Enquanto isso, Barroso e Moraes tomaram atitudes concretas em resposta aos ataques do presidente, com repercussão na área criminal. Barroso abriu inquérito no TSE (Tribunal Superior Eleitoral) para apurar discursos de Bolsonaro contra o sistema eleitoral e Moraes incluiu o presidente no inquérito das fake news, que tramita no Supremo.

Na semana passada, Moraes mandou prender o presidente do PTB, Roberto Jefferson, aliado de Bolsonaro que ameaçou ministros do STF. Nesta sexta-feira (20), ordenou operação de busca e apreensão contra o cantor Sérgio Reis, apoiador do presidente que convocou greve geral dos caminhoneiros para protestar contra os ministros do STF.

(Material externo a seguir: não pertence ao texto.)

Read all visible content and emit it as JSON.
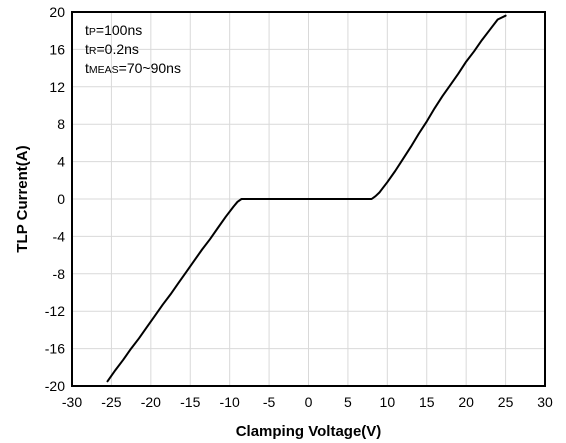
{
  "chart_data": {
    "type": "line",
    "title": "",
    "xlabel": "Clamping Voltage(V)",
    "ylabel": "TLP Current(A)",
    "xlim": [
      -30,
      30
    ],
    "ylim": [
      -20,
      20
    ],
    "xticks": [
      -30,
      -25,
      -20,
      -15,
      -10,
      -5,
      0,
      5,
      10,
      15,
      20,
      25,
      30
    ],
    "yticks": [
      -20,
      -16,
      -12,
      -8,
      -4,
      0,
      4,
      8,
      12,
      16,
      20
    ],
    "grid": true,
    "legend": "none",
    "annotations": [
      {
        "prefix": "t",
        "sub": "P",
        "suffix": "=100ns"
      },
      {
        "prefix": "t",
        "sub": "R",
        "suffix": "=0.2ns"
      },
      {
        "prefix": "t",
        "sub": "MEAS",
        "suffix": "=70~90ns"
      }
    ],
    "series": [
      {
        "color": "#000000",
        "x": [
          -25.5,
          -24.5,
          -23.5,
          -22.5,
          -21.5,
          -20.5,
          -19.5,
          -18.5,
          -17.5,
          -16.5,
          -15.5,
          -14.5,
          -13.5,
          -12.5,
          -11.5,
          -10.5,
          -9.5,
          -9.0,
          -8.5,
          -8.0,
          -6.0,
          -4.0,
          -2.0,
          0.0,
          2.0,
          4.0,
          6.0,
          7.5,
          8.0,
          8.5,
          9.0,
          10.0,
          11.0,
          12.0,
          13.0,
          14.0,
          15.0,
          16.0,
          17.0,
          18.0,
          19.0,
          20.0,
          21.0,
          22.0,
          23.0,
          24.0,
          25.0
        ],
        "y": [
          -19.5,
          -18.3,
          -17.2,
          -16.0,
          -14.9,
          -13.7,
          -12.5,
          -11.3,
          -10.2,
          -9.0,
          -7.8,
          -6.6,
          -5.4,
          -4.3,
          -3.1,
          -1.9,
          -0.8,
          -0.3,
          0.0,
          0.0,
          0.0,
          0.0,
          0.0,
          0.0,
          0.0,
          0.0,
          0.0,
          0.0,
          0.0,
          0.3,
          0.7,
          1.8,
          3.0,
          4.3,
          5.6,
          7.0,
          8.3,
          9.7,
          11.0,
          12.2,
          13.4,
          14.7,
          15.8,
          17.0,
          18.1,
          19.2,
          19.6
        ]
      }
    ]
  }
}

Na quinta-feira (19), Bolsonaro tentou mais uma ofensiva - novamente, sem chance alguma de ter consequência prática. Ele entrou com uma ação no STF para impedir o tribunal de abrir inquérito por iniciativa própria, sem o aval da PGR (Procuradoria-Geral da República). O inquérito das fake news, que mira Bolsonaro e aliados, foi aberto dessa forma.

A ação proposta pelo presidente será julgada pelo próprio Supremo. No tribunal, os ministros já declararam em plenário apoio unânime ao inquérito das fake news - ainda que ele tenha sido instaurado de forma atípica. Para integrantes do Supremo, é importante haver inquéritos abertos para proteger a democracia de ataques.

Além do inquérito das fake news, outra investigação cumpre esse papel: um inquérito, comandado também por Moraes, para investigar a atuação de milícias digitais contra o sistema eleitoral e instituições democráticas. Aliados de Bolsonaro também estão na mira dessa apuração.

Sem o apoio nem mesmo da AGU (Advocacia-Geral da União), Bolsonaro insiste na apresentação dos pedidos de impeachment contra os ministros do STF. Os parlamentares já preparam a gaveta para arquivar o caso. O ato do presidente, se levado adiante, será isolado no governo. Com isso, Bolsonaro alcançará dois objetivos: dar satisfação à militância e se distanciar ainda mais do diálogo com o Judiciário.